South Big Bend & Dale Ave.
Richmond Heights, MO
As you tool past it, this building gives the best optical illusions.
In the small sliver of space it occupies, it is both translucent and opaque, reflective and absorptive, grounded yet floating. It has always struck me as passively menacing, which pretty much sums up how I feel about finance, so it’s appropriate architecture for a bank.
This building went up in 1978 for United Postal Savings, and remains a bank to this day. As you can see from this aerial view, the architect had to work with the odd angle of Dale Avenue and a small lot. The building itself is only 3,228 square feet, which is small for a modern commercial building. But it packs a lot of style and attitude into a tight spot.
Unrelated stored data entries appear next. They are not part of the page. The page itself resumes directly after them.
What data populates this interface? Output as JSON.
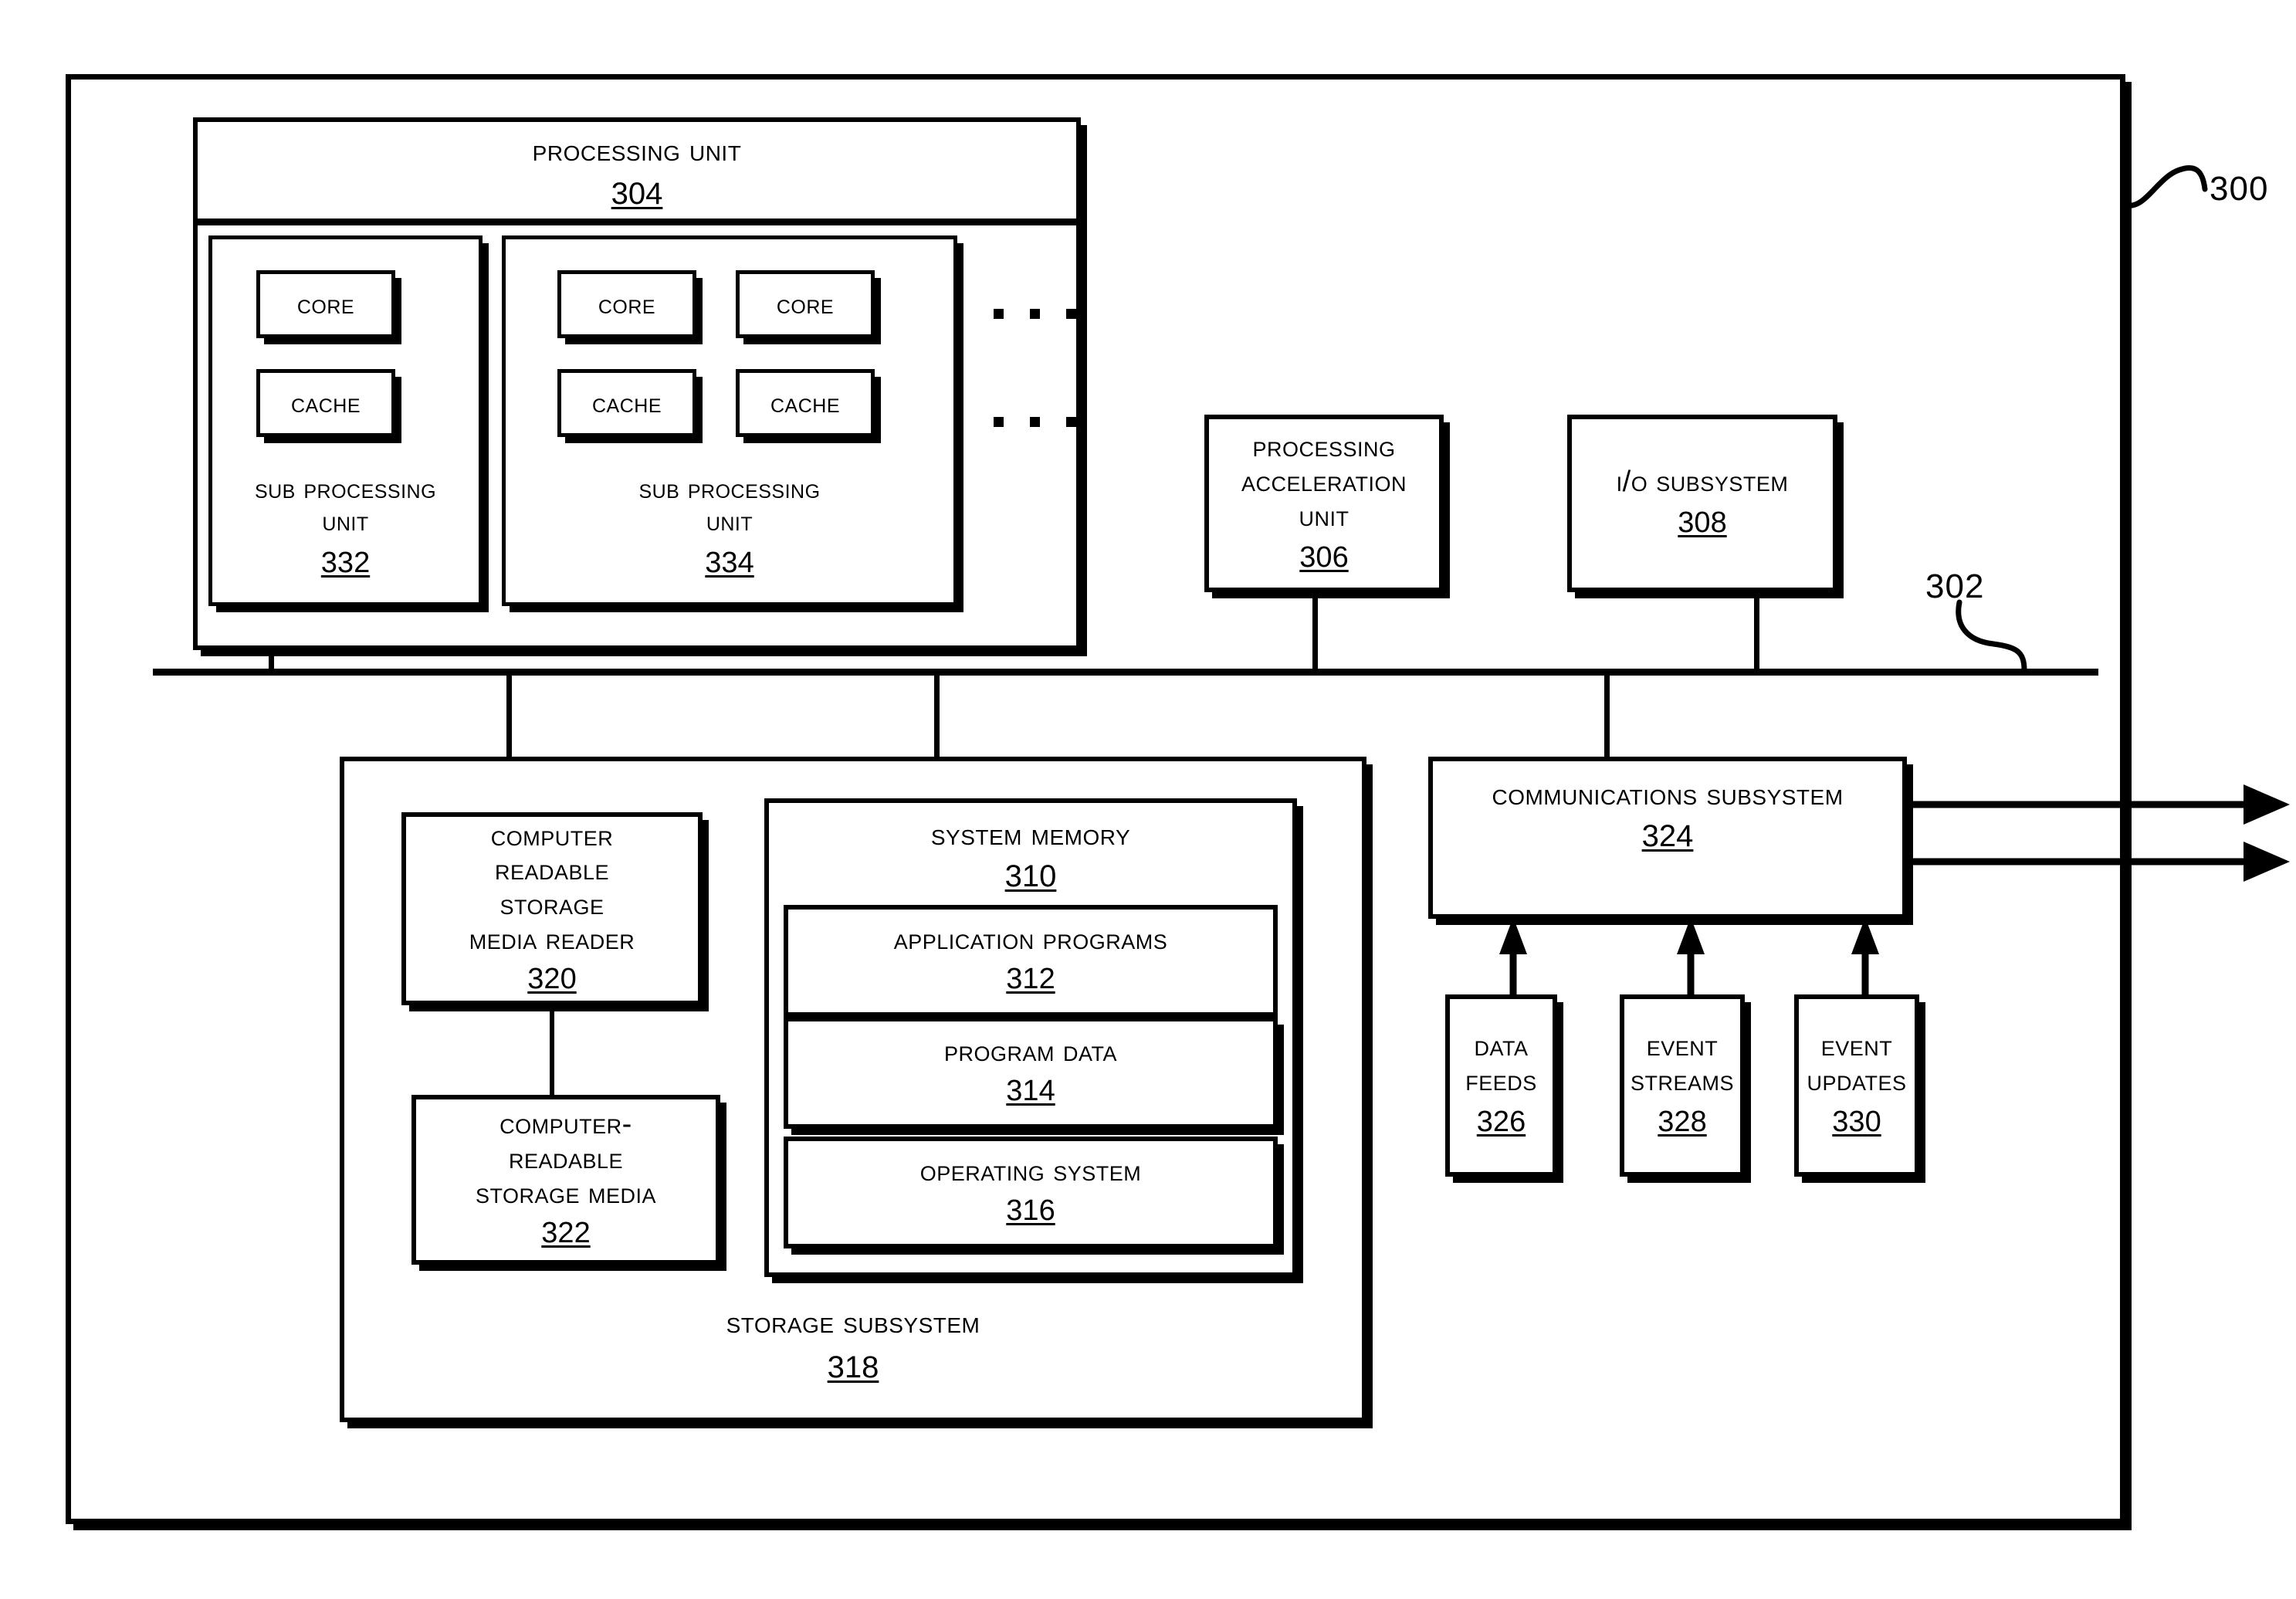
{
  "figure": {
    "outer_ref": "300",
    "bus_ref": "302"
  },
  "processing_unit": {
    "label": "Processing unit",
    "ref": "304",
    "ellipsis_rows": 2,
    "ellipsis_dots": 3,
    "sub_units": [
      {
        "label": "Sub processing\nunit",
        "ref": "332",
        "cores": [
          "Core"
        ],
        "caches": [
          "Cache"
        ]
      },
      {
        "label": "Sub processing\nunit",
        "ref": "334",
        "cores": [
          "Core",
          "Core"
        ],
        "caches": [
          "Cache",
          "Cache"
        ]
      }
    ]
  },
  "acceleration_unit": {
    "label": "Processing\nAcceleration\nUnit",
    "ref": "306"
  },
  "io_subsystem": {
    "label": "I/O Subsystem",
    "ref": "308"
  },
  "storage_subsystem": {
    "label": "Storage Subsystem",
    "ref": "318",
    "media_reader": {
      "label": "Computer\nReadable\nStorage\nMedia Reader",
      "ref": "320"
    },
    "storage_media": {
      "label": "Computer-\nReadable\nStorage Media",
      "ref": "322"
    },
    "system_memory": {
      "label": "System Memory",
      "ref": "310",
      "items": [
        {
          "label": "Application Programs",
          "ref": "312"
        },
        {
          "label": "Program Data",
          "ref": "314"
        },
        {
          "label": "Operating System",
          "ref": "316"
        }
      ]
    }
  },
  "communications_subsystem": {
    "label": "Communications Subsystem",
    "ref": "324",
    "inputs": [
      {
        "label": "Data\nFeeds",
        "ref": "326"
      },
      {
        "label": "Event\nStreams",
        "ref": "328"
      },
      {
        "label": "Event\nUpdates",
        "ref": "330"
      }
    ],
    "output_arrows": 2
  },
  "colors": {
    "ink": "#000000",
    "paper": "#ffffff"
  }
}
The brown brick creating soft curves for the lobby entrance is the only relief from the severity of the right triangle, and it feels as if they had to design a less-threatening entrance just so people could work up the nerve to enter the building.
As with so many of the mirror-glass wall buildings of the post-modern architecture style, the inhabitants tend to feel uncomfortable with being exposed and ruin the aesthetic intent with yards of metal blinds. In this case, the vertical blinds add a consistent texture that slightly reduces the ominousness, but also hampers the effect of reflective transparency. Then again, people have to use buildings, so the function should be given as much weight as the visual impact.
But blinds cannot take away from the architectural editorial on the fine point of this building. Depending on the angle, it looks like a cut-throat straight razor or a plunging stiletto. No matter the era, finance cuts like a knife.